He did not remain long in suspense. Ere half an hour elapsed, a shambling, ill-looking youth, wearing "poacher" written in every line of his face as plain as print, slouched up and touched his hat, waiting however to be questioned, with an awkward grin that denoted how his natural insolence was kept in check by the Parson's quick temper and reputation for physical prowess. "He be soon up, be wor Pa'yson," was the verdict of his parishioners, "and main ready with his hands, right or w'hrong."
"What, Ike!" said Mr. Gale, assuming a cordiality he did not feel, for to do him justice he hated a poacher, especially in the vicinity of deer; "not hanged yet, nor even sent to Botany Bay? What hast been doing then these so many weeks? Has it been slack time with thee while I've been away?"
"Much as usual, Pay'son," answered Ike, in the broadest dialect of West Somerset, which it is needless to reproduce here. "It's you gentlefolk that knows what change means. Frolics, too. There's not much of that for poor chaps like us!"
"What, is there no news in the place, then?" asked the Parson. "Never a fresh nag in Farmer Veal's stable? Never a strange face stopped to take a drink of cider at the Wheat Sheaf or the Crown?"
Small as it was, Porlock boasted two beershops, and Ike was familiar with both.
"There be one strange face," answered the latter, with a cunning leer; "but it's little cider that gets inside of he—beer neither. The best of wine in his glass, and the best of nags in his stable, gold lace on his coat, fine linen on his back, a sword in his belt, and a warm welcome from the likeliest lass in the West Country—that's what he has. Folks like me must put up with a drink of cider, when they can get it. I'm main thirsty now, Pa'yson."
"What do you mean?" asked Gale, in no little disquietude, but putting silver, nevertheless, in the other's dirty hand.

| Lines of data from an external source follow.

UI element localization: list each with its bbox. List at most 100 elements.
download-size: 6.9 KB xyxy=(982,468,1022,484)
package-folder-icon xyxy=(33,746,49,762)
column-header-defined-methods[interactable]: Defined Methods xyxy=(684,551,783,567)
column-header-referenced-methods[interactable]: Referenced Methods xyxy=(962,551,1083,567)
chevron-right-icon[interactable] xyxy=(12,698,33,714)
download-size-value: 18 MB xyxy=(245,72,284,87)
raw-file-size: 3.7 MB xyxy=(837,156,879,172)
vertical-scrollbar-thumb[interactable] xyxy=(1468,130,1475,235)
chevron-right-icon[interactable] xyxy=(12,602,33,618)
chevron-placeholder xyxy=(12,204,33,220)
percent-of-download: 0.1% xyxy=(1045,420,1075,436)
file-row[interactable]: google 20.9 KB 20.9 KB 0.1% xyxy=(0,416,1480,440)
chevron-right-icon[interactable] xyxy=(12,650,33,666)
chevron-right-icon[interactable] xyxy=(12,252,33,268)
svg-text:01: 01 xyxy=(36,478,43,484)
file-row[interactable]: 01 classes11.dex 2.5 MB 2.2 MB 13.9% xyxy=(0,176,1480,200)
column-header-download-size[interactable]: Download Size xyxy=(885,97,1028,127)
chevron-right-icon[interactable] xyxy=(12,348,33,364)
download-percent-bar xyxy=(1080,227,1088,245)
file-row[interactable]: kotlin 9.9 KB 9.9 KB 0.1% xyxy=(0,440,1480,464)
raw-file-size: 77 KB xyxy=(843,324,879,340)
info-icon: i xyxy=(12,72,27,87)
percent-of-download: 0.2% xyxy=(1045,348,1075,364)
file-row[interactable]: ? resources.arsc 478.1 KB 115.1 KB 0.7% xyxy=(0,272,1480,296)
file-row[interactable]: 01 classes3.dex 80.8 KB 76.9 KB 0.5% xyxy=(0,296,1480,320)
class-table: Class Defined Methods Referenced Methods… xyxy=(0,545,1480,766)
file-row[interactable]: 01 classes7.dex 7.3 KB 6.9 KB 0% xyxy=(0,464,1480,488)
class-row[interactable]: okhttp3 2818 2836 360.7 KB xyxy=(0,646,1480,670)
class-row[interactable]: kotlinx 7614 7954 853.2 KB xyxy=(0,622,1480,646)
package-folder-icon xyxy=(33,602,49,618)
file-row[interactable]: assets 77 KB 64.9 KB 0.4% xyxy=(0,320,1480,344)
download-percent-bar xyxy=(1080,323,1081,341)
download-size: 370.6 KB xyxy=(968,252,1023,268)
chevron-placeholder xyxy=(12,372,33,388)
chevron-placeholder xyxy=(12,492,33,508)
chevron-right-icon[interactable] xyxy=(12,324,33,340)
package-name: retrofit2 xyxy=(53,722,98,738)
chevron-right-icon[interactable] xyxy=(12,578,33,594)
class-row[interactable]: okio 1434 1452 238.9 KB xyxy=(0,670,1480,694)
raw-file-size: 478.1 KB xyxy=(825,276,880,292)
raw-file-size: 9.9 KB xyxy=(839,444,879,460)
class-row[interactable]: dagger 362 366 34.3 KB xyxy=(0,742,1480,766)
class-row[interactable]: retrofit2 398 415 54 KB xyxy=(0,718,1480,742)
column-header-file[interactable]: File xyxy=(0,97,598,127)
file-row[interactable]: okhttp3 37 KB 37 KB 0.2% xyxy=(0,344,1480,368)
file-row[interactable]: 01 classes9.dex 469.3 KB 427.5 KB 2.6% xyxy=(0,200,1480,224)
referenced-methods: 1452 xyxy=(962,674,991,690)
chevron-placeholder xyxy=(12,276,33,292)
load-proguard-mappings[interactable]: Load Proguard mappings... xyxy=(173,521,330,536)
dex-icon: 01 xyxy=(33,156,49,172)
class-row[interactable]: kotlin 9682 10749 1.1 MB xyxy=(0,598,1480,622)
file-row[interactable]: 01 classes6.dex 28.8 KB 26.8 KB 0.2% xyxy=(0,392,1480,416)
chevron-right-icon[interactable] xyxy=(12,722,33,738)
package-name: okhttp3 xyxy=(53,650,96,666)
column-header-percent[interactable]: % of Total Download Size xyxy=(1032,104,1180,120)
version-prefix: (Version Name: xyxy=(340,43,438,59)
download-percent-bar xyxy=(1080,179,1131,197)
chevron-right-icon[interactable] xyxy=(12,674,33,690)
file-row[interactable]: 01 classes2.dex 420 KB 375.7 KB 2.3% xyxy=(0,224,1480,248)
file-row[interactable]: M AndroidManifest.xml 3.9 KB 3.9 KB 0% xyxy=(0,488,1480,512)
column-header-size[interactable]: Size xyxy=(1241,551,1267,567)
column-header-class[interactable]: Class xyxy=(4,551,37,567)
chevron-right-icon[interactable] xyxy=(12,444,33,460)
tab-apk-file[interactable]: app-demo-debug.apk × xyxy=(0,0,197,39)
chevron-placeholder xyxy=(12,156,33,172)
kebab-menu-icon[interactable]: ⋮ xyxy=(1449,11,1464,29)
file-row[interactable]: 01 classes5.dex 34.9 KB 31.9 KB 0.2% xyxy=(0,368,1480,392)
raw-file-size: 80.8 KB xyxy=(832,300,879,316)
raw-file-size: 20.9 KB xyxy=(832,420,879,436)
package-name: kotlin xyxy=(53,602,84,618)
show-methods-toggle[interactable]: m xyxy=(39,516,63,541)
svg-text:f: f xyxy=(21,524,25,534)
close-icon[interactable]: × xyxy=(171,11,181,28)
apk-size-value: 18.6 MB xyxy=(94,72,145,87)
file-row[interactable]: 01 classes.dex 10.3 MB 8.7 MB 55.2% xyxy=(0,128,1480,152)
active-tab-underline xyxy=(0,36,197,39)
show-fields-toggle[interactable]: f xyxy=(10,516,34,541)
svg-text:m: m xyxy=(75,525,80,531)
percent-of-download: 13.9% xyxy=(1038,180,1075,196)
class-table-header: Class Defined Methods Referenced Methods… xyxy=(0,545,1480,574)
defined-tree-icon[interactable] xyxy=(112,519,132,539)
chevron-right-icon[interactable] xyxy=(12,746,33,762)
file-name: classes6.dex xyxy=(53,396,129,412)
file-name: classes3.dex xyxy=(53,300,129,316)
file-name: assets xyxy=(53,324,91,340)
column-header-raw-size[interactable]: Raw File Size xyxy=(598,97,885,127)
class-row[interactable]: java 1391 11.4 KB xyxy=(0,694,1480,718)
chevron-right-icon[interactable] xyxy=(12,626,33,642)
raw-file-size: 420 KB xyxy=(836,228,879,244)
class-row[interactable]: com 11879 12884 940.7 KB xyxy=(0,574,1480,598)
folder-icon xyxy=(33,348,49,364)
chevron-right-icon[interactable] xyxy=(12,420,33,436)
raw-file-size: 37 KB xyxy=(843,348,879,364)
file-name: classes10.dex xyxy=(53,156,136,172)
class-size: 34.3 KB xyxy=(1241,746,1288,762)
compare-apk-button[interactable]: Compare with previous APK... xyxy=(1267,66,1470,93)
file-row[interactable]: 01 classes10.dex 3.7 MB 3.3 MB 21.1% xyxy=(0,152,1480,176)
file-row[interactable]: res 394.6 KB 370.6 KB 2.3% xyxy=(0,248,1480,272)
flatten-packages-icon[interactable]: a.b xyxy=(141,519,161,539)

"They say he do be a kinsman of Mistress Nelly, for sure," answered Ike. "And it's like enough. They can't let him be, neither her nor the old man, by day or night. I do know well he do be in and out of the house at all hours, like a dog in a fair."
Roused beyond endurance, the Parson clenched his heavy riding-whip; and, but that he bit his lip till the blood came, in an effort to control himself, would have given his informant the full benefit of its weight.
Ike never knew how near he was having his head broke then and there.